En 2004, un journaliste britannique invente le terme. Il assemble les mots « iPod », produit phare d’Apple, et « broadcast » (= le verbe « diffuser », en français). En France, le « podcast » fait son entrée dans le dictionnaire en 2007. Larousse le décrit comme une « émission de radio ou de télévision qu'un internaute peut télécharger et transférer sur un baladeur numérique. » On vous l’accorde, la définition a mal vieilli.
Aujourd’hui, il s’agit plus largement d’un contenu audio distribué en ligne, via différentes plateformes. On l’appelle aussi « baladodiffusion » au Québec.
Il faut bien faire la distinction entre le replay d’une émission de radio disponible en ligne et le podcast natif (non, vos vocaux de 10 minutes sur Whatsapp, ça ne compte pas). Ce dernier est une création originale destinée à la diffusion à la demande.

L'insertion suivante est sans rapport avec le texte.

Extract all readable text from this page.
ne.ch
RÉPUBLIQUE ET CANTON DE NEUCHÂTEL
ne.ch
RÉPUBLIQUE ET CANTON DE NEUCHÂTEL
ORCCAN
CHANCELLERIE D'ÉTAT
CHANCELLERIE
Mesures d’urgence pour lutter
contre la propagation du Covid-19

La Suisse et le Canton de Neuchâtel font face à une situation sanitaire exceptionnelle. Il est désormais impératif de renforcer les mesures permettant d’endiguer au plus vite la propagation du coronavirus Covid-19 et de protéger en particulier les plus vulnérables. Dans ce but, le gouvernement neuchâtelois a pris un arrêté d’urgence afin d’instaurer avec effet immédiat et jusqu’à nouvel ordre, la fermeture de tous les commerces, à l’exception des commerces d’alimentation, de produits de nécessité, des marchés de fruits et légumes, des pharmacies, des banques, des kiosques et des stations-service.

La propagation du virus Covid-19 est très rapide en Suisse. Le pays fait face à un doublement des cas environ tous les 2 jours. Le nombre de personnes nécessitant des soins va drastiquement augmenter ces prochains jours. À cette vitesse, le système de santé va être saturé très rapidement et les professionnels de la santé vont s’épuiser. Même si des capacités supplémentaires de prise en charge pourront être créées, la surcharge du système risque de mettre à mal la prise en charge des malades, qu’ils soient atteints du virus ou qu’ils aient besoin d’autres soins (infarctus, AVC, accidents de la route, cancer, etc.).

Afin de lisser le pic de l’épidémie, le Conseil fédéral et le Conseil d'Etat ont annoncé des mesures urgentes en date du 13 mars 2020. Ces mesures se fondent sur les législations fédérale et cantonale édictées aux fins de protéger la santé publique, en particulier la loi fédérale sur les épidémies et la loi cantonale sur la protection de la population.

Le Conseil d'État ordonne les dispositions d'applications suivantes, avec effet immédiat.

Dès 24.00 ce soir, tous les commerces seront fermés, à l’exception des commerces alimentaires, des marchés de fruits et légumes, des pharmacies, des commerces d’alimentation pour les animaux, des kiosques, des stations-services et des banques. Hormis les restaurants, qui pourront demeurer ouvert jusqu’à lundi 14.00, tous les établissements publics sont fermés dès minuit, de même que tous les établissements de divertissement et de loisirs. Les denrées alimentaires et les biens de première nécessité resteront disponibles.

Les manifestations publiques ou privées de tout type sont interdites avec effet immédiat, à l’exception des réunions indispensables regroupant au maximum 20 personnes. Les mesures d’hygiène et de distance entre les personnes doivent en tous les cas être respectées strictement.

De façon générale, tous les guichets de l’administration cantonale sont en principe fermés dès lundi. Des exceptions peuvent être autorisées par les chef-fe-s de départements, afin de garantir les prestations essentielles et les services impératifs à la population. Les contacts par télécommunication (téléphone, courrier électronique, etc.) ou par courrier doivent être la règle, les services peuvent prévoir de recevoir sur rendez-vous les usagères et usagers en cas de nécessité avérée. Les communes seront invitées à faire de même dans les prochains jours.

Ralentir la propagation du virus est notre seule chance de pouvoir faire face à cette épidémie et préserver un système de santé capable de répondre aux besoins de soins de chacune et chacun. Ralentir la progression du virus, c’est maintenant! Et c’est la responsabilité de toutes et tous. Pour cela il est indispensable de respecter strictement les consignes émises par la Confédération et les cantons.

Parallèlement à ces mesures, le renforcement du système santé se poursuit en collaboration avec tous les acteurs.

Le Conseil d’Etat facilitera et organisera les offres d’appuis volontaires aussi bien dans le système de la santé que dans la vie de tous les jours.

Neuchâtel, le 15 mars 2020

C’est celui-ci qui nous intéresse particulièrement.
On pourrait presque dire qu’ARTE l’a inventé, mais sans le savoir. Ou en tout cas, sans utiliser ce terme. Souvenez-vous, en 2002, la chaîne européenne lançait ARTE Radio : une plateforme qui produit et diffuse, à la demande, du contenu audio natif (émissions, reportages, témoignages, etc.). Un concept innovant pour l’époque, qui séduit les auditeurs. La preuve ? 20 ans plus tard, la plateforme existe toujours et a reçu des récompenses telles que le prix Europa.
Dans les faits, l’essor du podcast s’articule autour de deux dates clés. La première ? 2005. Apple intègre les podcasts à iTunes. Une révolution. Grâce à un seul logiciel, on peut désormais gérer sa musique, mais aussi ses podcasts. Tout est accessible au même endroit : on écoute, on enregistre, on crée des playlists, on télécharge, on s’abonne… Ça simplifie la vie. Très vite, des radios comme RTL et Europe 1 intègrent le catalogue de la pomme pour proposer leurs émissions en différé. À partir de là, les journaux se penchent sur ce nouveau moyen de communication. Libération, par exemple, propose Le son du jour, puis Silence, on joue.
Du côté des amateurs, ça change la donne aussi. Des créateurs indépendants utilisent le podcast pour mettre en lumière leurs passions : cinéma, sport, culture, histoire… Les thèmes se multiplient tandis que certains réfléchissent pour transformer ce hobby en modèle économique viable. C’est ainsi que les premiers studios professionnels de podcasting voient le jour en France (comme NoWatch, en 2010).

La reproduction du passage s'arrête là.